Viewing Wildlife in Yellowstone
Yellowstone’s abundant and diverse wildlife are as famous as its geysers. Habitat preferences and seasonal cycles of movement determine, in a general sense, where a particular animal may be at a particular time. Early morning and evening hours are when animals tend to be feeding and thus are more easily seen. But remember that the numbers and variety of animals you see are largely a matter of luck and coincidence. Check at visitor centers for detailed information.
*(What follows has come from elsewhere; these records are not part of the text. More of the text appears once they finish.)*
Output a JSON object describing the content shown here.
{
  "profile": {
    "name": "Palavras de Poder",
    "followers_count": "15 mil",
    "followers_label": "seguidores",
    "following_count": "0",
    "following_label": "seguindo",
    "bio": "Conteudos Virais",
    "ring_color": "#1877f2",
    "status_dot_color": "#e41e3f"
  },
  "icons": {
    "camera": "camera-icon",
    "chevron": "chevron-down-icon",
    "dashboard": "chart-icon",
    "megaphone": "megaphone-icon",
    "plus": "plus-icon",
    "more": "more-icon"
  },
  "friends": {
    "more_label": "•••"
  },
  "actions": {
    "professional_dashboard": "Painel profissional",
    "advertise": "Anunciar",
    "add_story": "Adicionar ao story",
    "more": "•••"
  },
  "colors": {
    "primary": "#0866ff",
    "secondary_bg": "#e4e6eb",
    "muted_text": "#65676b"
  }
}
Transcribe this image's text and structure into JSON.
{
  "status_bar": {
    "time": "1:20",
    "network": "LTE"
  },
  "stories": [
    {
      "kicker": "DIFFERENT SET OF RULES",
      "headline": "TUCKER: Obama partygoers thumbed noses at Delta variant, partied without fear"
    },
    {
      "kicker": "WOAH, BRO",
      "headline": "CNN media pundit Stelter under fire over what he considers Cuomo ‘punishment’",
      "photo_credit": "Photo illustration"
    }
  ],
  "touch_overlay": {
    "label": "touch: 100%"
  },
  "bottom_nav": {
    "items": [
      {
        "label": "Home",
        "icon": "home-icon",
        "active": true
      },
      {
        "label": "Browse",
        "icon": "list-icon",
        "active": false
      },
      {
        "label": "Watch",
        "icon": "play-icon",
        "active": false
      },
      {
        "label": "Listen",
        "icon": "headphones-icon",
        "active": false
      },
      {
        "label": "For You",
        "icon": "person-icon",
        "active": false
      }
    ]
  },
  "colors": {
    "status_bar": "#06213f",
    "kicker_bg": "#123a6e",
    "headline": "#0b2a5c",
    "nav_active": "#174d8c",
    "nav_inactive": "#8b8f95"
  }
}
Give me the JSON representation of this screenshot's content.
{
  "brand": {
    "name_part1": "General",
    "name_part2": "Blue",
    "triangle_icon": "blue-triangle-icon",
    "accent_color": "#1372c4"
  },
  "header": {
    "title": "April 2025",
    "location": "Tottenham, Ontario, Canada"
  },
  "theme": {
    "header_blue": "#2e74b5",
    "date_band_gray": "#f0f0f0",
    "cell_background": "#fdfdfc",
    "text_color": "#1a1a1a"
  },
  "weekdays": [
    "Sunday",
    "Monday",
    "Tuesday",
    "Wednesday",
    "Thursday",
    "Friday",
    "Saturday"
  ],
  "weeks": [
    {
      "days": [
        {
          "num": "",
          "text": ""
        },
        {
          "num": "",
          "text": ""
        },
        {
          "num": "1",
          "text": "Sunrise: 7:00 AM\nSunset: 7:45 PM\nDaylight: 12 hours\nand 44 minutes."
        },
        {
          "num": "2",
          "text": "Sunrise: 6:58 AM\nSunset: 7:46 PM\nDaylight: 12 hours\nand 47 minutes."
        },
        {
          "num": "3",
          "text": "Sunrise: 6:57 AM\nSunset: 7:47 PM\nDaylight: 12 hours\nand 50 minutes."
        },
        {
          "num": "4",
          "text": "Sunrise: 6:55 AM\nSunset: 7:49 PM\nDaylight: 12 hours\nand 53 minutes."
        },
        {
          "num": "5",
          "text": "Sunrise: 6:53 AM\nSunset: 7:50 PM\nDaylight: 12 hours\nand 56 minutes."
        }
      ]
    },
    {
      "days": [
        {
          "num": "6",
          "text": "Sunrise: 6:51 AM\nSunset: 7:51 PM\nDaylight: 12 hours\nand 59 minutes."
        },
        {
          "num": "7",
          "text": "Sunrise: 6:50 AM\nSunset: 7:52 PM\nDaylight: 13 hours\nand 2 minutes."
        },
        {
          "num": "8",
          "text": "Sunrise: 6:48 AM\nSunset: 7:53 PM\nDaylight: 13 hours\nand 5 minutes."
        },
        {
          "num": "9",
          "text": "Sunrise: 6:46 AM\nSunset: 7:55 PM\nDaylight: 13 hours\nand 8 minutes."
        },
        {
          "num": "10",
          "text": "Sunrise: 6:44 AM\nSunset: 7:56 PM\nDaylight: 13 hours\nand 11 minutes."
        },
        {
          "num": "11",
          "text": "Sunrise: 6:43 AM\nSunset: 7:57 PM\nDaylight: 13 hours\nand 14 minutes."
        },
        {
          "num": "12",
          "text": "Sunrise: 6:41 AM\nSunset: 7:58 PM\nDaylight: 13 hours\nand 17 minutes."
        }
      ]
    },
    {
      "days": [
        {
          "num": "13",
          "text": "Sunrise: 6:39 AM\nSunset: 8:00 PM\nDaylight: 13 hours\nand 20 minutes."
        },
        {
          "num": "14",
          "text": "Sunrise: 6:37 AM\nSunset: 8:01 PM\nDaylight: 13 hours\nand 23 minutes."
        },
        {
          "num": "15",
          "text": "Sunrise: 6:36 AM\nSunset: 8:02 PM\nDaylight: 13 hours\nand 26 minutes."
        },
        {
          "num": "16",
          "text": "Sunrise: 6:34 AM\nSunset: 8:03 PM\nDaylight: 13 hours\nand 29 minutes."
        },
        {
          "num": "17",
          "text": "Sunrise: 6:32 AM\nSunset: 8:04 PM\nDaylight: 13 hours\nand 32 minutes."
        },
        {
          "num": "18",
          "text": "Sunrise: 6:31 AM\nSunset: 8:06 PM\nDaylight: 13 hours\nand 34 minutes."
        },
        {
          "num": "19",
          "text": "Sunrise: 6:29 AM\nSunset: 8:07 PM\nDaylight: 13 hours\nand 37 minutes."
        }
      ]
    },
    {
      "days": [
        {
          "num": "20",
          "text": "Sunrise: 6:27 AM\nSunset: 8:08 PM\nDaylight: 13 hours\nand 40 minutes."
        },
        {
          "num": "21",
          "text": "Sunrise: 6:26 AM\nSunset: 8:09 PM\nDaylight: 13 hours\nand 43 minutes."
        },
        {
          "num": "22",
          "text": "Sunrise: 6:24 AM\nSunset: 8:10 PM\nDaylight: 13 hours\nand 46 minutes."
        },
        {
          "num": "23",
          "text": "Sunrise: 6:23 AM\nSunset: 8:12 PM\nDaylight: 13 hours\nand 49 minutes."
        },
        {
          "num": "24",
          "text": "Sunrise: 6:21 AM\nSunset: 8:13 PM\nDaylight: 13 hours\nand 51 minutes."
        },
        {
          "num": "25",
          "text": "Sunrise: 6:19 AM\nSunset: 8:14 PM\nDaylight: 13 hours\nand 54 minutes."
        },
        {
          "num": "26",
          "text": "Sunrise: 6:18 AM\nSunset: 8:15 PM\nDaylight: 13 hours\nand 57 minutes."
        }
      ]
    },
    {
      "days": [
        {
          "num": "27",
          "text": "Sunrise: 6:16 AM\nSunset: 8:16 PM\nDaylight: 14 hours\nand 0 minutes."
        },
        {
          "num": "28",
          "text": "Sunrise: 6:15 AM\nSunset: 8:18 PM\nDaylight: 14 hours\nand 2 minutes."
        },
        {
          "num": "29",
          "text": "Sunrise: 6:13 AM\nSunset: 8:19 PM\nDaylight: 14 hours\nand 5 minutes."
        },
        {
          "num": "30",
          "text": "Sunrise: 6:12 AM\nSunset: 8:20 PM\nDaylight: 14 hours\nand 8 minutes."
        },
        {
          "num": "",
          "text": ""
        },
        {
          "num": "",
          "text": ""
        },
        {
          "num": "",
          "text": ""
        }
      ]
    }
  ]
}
Wild animals, especially females with young, are unpredictable. Keep a safe distance from all wildlife. Each year a number of park visitors are injured by wildlife when approaching too closely. Approaching on foot within 100 yards (91 m) of bears or within 25 yards (23 m) of other wildlife is prohibited. Please use roadside pullouts when viewing wildlife. Use binoculars or telephoto lenses for safe viewing and to avoid disturbing them. By being sensitive to its needs, you will see more of an animal’s natural behavior and activity. If you cause an animal to move, you are too close!
BISON may appear tame and slow but they are unpredictable and dangerous. They weigh up to 2,000 pounds (900 kg) and sprint at 30 miles per hour (48 kph), three time faster than you can run! Every year visitors are gored and some have been killed.
COYOTES quickly learn bad habits like roadside begging. This may lead to aggressive behavior toward humans. Never approach or feed a begging coyote.
BEARS – Be alert for tracks and sign. The best way to avoid a bear is to take all necessary precautions to avoid surprise encounters.
Yellowstone also has a wide variety of plant life. In the spring and early summer, wild flowers appear in abundance. They are well worth viewing, and it is usually safer to approach them.